Translation of "Karşılaştılar" in English

0.008 sec.

Examples of using "Karşılaştılar" in a sentence and their english translations:

Sokakta karşılaştılar.

They met each other on the street.

Ruslar kendi ikilemleriyle karşılaştılar.

The Russians faced their own dilemma.

Öncüler birçok tehlike ile karşılaştılar.

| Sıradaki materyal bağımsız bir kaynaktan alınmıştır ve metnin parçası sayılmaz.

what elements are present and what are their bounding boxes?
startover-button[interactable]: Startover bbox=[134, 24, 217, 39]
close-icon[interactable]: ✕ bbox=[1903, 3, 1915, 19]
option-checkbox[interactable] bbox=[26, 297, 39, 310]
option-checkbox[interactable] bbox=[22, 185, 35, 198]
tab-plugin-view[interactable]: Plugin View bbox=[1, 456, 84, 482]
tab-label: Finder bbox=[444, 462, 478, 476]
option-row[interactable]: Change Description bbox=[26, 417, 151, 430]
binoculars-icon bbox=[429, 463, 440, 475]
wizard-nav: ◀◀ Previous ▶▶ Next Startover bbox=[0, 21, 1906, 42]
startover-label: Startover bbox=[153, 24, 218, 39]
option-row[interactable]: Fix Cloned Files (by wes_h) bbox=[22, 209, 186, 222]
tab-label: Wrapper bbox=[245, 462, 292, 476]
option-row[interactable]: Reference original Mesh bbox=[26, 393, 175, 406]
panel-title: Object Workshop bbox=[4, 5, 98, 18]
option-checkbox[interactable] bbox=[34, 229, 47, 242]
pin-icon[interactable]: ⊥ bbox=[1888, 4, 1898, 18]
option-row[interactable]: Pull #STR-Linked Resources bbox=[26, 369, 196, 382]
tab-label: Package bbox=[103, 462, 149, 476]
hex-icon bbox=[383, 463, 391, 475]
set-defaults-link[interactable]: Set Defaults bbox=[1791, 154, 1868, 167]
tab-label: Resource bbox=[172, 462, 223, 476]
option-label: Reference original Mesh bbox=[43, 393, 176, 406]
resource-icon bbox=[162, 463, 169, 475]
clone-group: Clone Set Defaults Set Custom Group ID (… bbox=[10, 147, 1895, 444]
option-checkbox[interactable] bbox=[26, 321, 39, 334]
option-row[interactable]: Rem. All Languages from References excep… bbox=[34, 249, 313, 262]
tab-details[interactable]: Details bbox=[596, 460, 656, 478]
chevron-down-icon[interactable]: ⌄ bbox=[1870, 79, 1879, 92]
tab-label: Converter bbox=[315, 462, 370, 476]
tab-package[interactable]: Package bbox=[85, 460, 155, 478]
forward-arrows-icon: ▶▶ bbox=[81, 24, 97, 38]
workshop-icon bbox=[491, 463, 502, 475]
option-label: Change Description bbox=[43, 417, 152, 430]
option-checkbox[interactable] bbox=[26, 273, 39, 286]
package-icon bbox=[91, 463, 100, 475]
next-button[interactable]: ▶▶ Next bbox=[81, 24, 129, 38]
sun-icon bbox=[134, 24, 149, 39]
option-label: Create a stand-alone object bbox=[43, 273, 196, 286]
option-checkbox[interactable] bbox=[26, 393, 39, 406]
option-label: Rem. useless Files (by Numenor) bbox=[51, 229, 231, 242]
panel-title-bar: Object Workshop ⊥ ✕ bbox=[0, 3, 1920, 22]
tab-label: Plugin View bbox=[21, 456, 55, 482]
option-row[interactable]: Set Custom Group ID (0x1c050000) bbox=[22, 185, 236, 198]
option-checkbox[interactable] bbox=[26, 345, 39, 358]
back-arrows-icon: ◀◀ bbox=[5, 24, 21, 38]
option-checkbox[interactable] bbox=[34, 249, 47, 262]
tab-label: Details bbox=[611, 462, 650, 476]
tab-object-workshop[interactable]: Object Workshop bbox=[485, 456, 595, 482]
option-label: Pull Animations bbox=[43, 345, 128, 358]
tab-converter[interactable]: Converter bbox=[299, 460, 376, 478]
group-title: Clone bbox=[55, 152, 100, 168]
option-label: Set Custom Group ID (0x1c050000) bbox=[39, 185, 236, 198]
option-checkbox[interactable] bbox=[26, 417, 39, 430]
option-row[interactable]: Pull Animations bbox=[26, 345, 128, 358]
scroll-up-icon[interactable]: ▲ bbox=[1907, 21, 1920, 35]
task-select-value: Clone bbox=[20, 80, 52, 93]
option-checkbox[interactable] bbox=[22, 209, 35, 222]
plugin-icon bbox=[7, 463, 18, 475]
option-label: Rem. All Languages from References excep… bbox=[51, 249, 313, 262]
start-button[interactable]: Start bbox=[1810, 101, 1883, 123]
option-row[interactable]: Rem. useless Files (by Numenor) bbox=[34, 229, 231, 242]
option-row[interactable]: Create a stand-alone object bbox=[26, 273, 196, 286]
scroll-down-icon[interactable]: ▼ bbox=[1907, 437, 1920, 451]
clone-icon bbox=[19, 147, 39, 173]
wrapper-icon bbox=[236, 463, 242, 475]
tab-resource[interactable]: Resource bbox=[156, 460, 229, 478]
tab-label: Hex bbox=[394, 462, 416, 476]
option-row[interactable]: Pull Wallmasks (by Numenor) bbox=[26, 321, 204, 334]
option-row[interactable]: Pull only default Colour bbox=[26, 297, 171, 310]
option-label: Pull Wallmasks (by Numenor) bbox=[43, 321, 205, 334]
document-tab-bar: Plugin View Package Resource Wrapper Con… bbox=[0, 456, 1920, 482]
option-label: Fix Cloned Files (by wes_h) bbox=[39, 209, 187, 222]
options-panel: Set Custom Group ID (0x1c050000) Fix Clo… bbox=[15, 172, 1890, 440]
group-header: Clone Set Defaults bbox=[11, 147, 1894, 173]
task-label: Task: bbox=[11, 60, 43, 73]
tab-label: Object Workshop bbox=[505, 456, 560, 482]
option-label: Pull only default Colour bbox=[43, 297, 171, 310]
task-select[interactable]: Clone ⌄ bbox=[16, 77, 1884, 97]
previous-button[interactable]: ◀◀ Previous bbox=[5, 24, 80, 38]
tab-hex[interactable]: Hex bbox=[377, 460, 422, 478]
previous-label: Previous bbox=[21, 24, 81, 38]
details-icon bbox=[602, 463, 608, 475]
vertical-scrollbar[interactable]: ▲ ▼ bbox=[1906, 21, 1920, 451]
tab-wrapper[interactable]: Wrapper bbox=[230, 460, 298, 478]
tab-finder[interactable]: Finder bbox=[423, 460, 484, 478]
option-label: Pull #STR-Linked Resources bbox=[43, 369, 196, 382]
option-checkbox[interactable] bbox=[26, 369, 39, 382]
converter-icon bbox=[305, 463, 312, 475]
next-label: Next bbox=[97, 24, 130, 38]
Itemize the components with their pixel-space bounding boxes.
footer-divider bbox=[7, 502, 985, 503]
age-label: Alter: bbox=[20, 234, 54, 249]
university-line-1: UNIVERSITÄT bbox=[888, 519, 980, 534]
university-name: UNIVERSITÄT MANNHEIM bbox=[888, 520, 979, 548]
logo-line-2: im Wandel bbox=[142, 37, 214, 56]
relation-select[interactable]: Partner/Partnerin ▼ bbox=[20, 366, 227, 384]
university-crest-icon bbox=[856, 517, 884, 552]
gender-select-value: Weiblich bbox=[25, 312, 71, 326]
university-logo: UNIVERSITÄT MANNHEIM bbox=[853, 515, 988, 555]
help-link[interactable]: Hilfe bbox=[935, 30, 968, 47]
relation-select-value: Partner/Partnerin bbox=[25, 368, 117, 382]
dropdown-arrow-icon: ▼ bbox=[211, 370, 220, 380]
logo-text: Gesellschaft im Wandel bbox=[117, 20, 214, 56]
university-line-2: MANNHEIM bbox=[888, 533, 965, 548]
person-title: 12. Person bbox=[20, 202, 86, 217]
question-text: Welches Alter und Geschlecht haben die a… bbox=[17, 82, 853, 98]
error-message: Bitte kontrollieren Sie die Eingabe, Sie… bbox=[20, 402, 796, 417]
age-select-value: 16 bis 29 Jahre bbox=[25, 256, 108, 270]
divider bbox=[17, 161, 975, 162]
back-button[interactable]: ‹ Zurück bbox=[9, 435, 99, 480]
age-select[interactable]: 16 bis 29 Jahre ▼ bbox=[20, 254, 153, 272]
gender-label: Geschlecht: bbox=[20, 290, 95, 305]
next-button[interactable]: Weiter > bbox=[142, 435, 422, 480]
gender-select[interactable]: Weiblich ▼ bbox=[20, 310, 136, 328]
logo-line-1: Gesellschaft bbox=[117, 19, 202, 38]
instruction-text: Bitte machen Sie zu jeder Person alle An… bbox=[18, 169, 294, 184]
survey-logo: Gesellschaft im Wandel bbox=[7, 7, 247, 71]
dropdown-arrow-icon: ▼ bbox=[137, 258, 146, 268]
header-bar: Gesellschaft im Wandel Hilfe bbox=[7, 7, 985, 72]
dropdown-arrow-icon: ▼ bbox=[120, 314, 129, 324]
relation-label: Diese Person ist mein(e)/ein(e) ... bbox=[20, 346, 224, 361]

The pioneers met with many dangers.

Ve ayrı bir kafatası yığınıyla karşılaştılar.

and a separate pile of skulls.

Sanırım onlar bir tür problemle karşılaştılar.

I think they've encountered some kind of problem.

Tom ve Mary köpeklerini yürütürken karşılaştılar.

Tom and Mary met while walking their dogs.

Tom ve köpeği bir buğday tarlasıyla karşılaştılar.

Tom and his dog ran across a wheat field.

Sami ve Leyla ilk kez 2006'da karşılaştılar.

Sami and Layla met for the first time in 2006.

Tom ve Mary Mary'nin babasının öldüğü gün hastane kafeteryasında karşılaştılar.

Tom and Mary met in the hospital cafeteria the day Mary's father died.

- Tom ve Mary bir partide tanıştılar.
- Tom ve Mary bir partide karşılaştılar.

Tom and Mary met at a party.

İki kumandan ilk kez olarak kuzay Apulia'da karşılaştılar, 10 km uzaklıkta kamplarını kurdular.

The two commanders met for the first time in northern Apulia, encamping just 10km apart.